Semi-Supervised Multimodal Deep Learning for RGB-D Object Recognition

Yanhua Cheng; Xin Zhao; Rui Cai; Zhiwei Li (李志伟); Kaiqi Huang; Yong Rui

Semi-Supervised Multimodal Deep Learning for RGB-D Object Recognition

Yanhua Cheng ,
Xin Zhao ,
Rui Cai ,
Zhiwei Li (李志伟) ,
Kaiqi Huang ,
Yong Rui

Proc. of the 25th International Joint Conference on Artificial Intelligence (IJCAI-16) | July 2016

Download BibTex

This paper studies the problem of RGB-D object recognition. Inspired by the great success of deep convolutional neural networks (DCNN) in AI, researchers have tried to apply it to improve the performance of RGB-D object recognition.

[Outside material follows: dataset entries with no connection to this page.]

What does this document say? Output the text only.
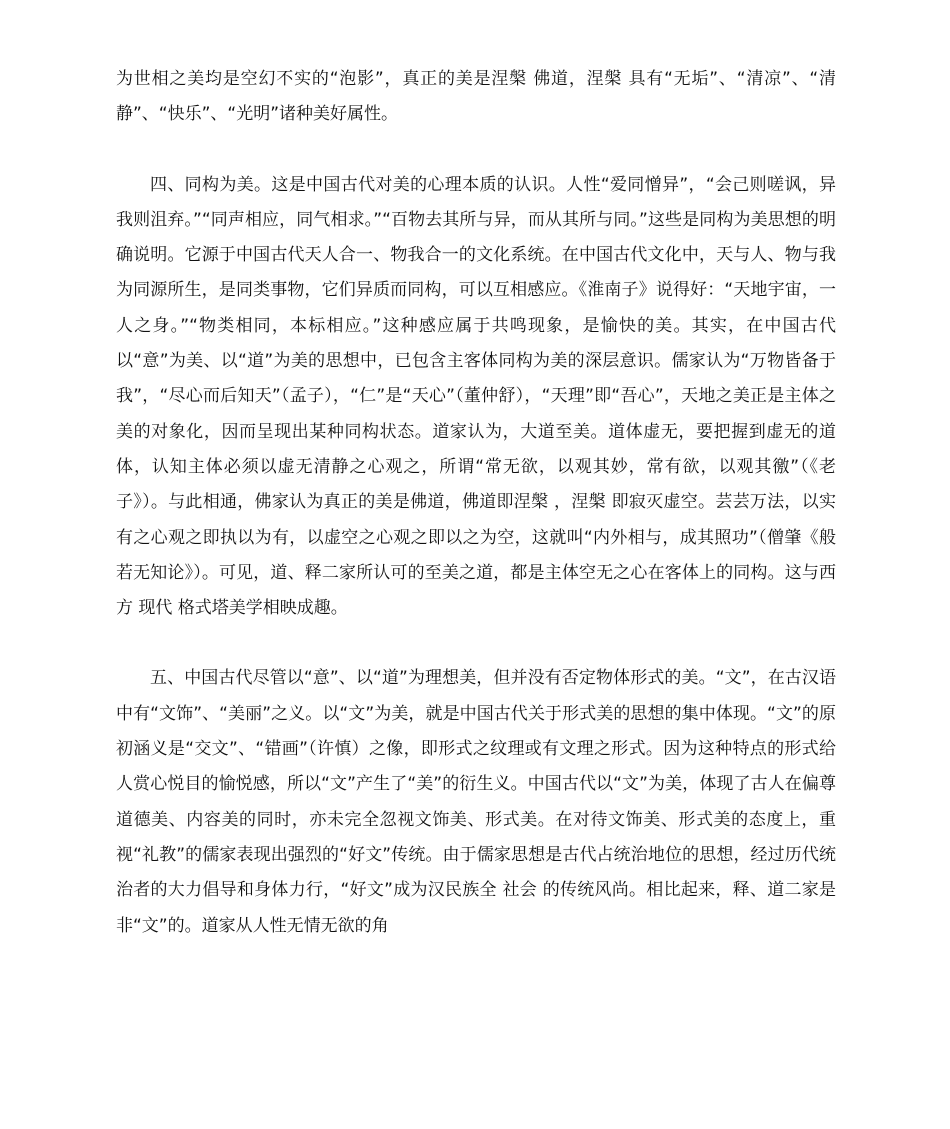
为世相之美均是空幻不实的“泡影”，真正的美是涅槃 佛道，涅槃 具有“无垢”、“清凉”、“清 静”、“快乐”、“光明”诸种美好属性。

四、同构为美。这是中国古代对美的心理本质的认识。人性“爱同憎异”，“会己则嗟讽，异我则沮弃。”“同声相应，同气相求。”“百物去其所与异，而从其所与同。”这些是同构为美思想的明确说明。它源于中国古代天人合一、物我合一的文化系统。在中国古代文化中，天与人、物与我为同源所生，是同类事物，它们异质而同构，可以互相感应。《淮南子》说得好：“天地宇宙，一人之身。”“物类相同，本标相应。”这种感应属于共鸣现象，是愉快的美。其实，在中国古代以“意”为美、以“道”为美的思想中，已包含主客体同构为美的深层意识。儒家认为“万物皆备于我”，“尽心而后知天”（孟子），“仁”是“天心”（董仲舒），“天理”即“吾心”，天地之美正是主体之美的对象化，因而呈现出某种同构状态。道家认为，大道至美。道体虚无，要把握到虚无的道体，认知主体必须以虚无清静之心观之，所谓“常无欲，以观其妙，常有欲，以观其徼”（《老子》）。与此相通，佛家认为真正的美是佛道，佛道即涅槃 ，涅槃 即寂灭虚空。芸芸万法，以实有之心观之即执以为有，以虚空之心观之即以之为空，这就叫“内外相与，成其照功”（僧肇《般若无知论》）。可见，道、释二家所认可的至美之道，都是主体空无之心在客体上的同构。这与西方 现代 格式塔美学相映成趣。

五、中国古代尽管以“意”、以“道”为理想美，但并没有否定物体形式的美。“文”，在古汉语中有“文饰”、“美丽”之义。以“文”为美，就是中国古代关于形式美的思想的集中体现。“文”的原初涵义是“交文”、“错画”（许慎）之像，即形式之纹理或有文理之形式。因为这种特点的形式给人赏心悦目的愉悦感，所以“文”产生了“美”的衍生义。中国古代以“文”为美，体现了古人在偏尊道德美、内容美的同时，亦未完全忽视文饰美、形式美。在对待文饰美、形式美的态度上，重视“礼教”的儒家表现出强烈的“好文”传统。由于儒家思想是古代占统治地位的思想，经过历代统治者的大力倡导和身体力行，“好文”成为汉民族全 社会 的传统风尚。相比起来，释、道二家是非“文”的。道家从人性无情无欲的角
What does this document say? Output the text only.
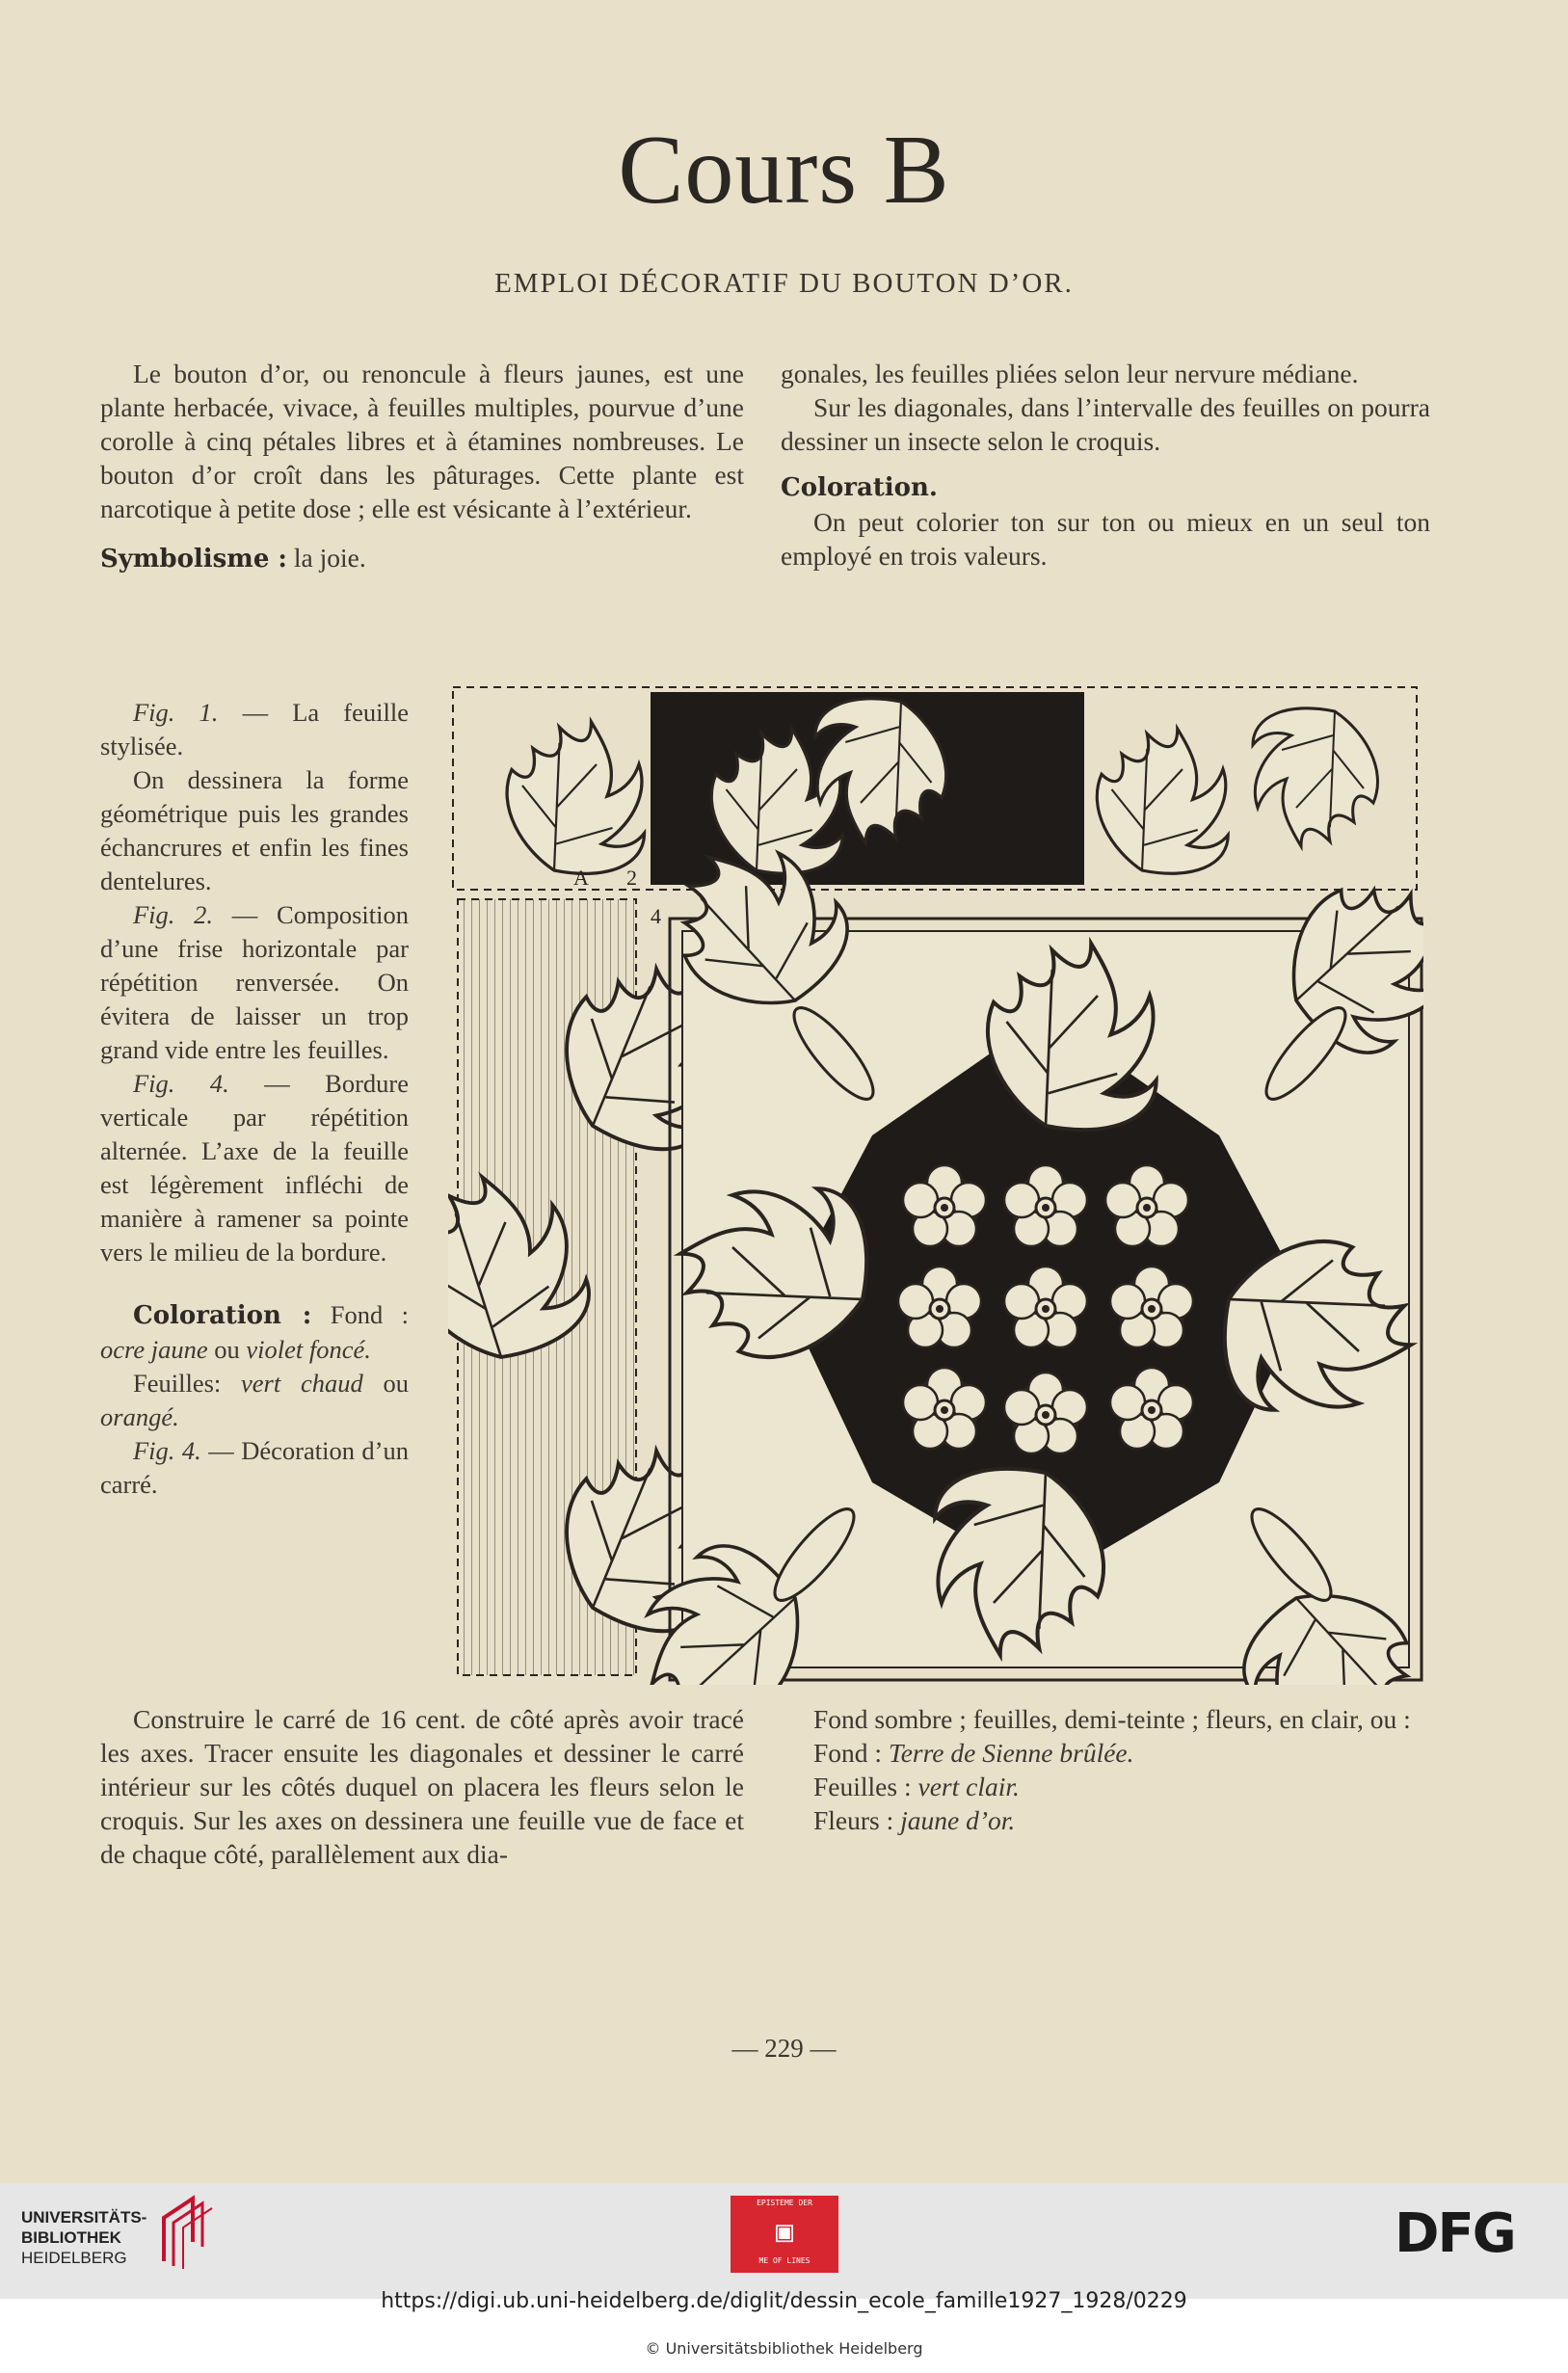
Cours B
EMPLOI DÉCORATIF DU BOUTON D’OR.

Le bouton d’or, ou renoncule à fleurs jaunes, est une plante herbacée, vivace, à feuilles multiples, pourvue d’une corolle à cinq pétales libres et à étamines nombreuses. Le bouton d’or croît dans les pâturages. Cette plante est narcotique à petite dose ; elle est vésicante à l’extérieur.

Symbolisme : la joie.

gonales, les feuilles pliées selon leur nervure médiane.

Sur les diagonales, dans l’intervalle des feuilles on pourra dessiner un insecte selon le croquis.

Coloration.

On peut colorier ton sur ton ou mieux en un seul ton employé en trois valeurs.

Fig. 1. — La feuille stylisée.

On dessinera la forme géométrique puis les grandes échancrures et enfin les fines dentelures.

Fig. 2. — Composition d’une frise horizontale par répétition renversée. On évitera de laisser un trop grand vide entre les feuilles.

Fig. 4. — Bordure verticale par répétition alternée. L’axe de la feuille est légèrement infléchi de manière à ramener sa pointe vers le milieu de la bordure.

Coloration : Fond : ocre jaune ou violet foncé.

Feuilles: vert chaud ou orangé.

Fig. 4. — Décoration d’un carré.

A 2
4

Construire le carré de 16 cent. de côté après avoir tracé les axes. Tracer ensuite les diagonales et dessiner le carré intérieur sur les côtés duquel on placera les fleurs selon le croquis. Sur les axes on dessinera une feuille vue de face et de chaque côté, parallèlement aux dia-

Fond sombre ; feuilles, demi-teinte ; fleurs, en clair, ou :

Fond : Terre de Sienne brûlée.

Feuilles : vert clair.

Fleurs : jaune d’or.

— 229 —
UNIVERSITÄTS-
BIBLIOTHEK
HEIDELBERG
EPISTEME DER
▣
ME OF LINES	DFG
https://digi.ub.uni-heidelberg.de/diglit/dessin_ecole_famille1927_1928/0229
© Universitätsbibliothek Heidelberg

However, DCNN always requires a large-scale annotated dataset to supervise its training. Manually labeling such a large RGB-D dataset is expensive and time consuming, which prevents DCNN from quickly promoting this research area. To address this problem, we propose a semi-supervised multimodal deep learning framework to train DCNN effectively based on very limited labeled data and massive unlabeled data. The core of our framework is a novel diversity preserving co-training algorithm, which can successfully guide DCNN to learn from the unlabeled RGB-D data by making full use of the complementary cues of the RGB and depth data in object representation. Experiments on the benchmark RGB-D dataset demonstrate that, with only 5% labeled training data, our approach achieves competitive performance for object recognition compared with those state-of-the-art results reported by fully-supervised methods.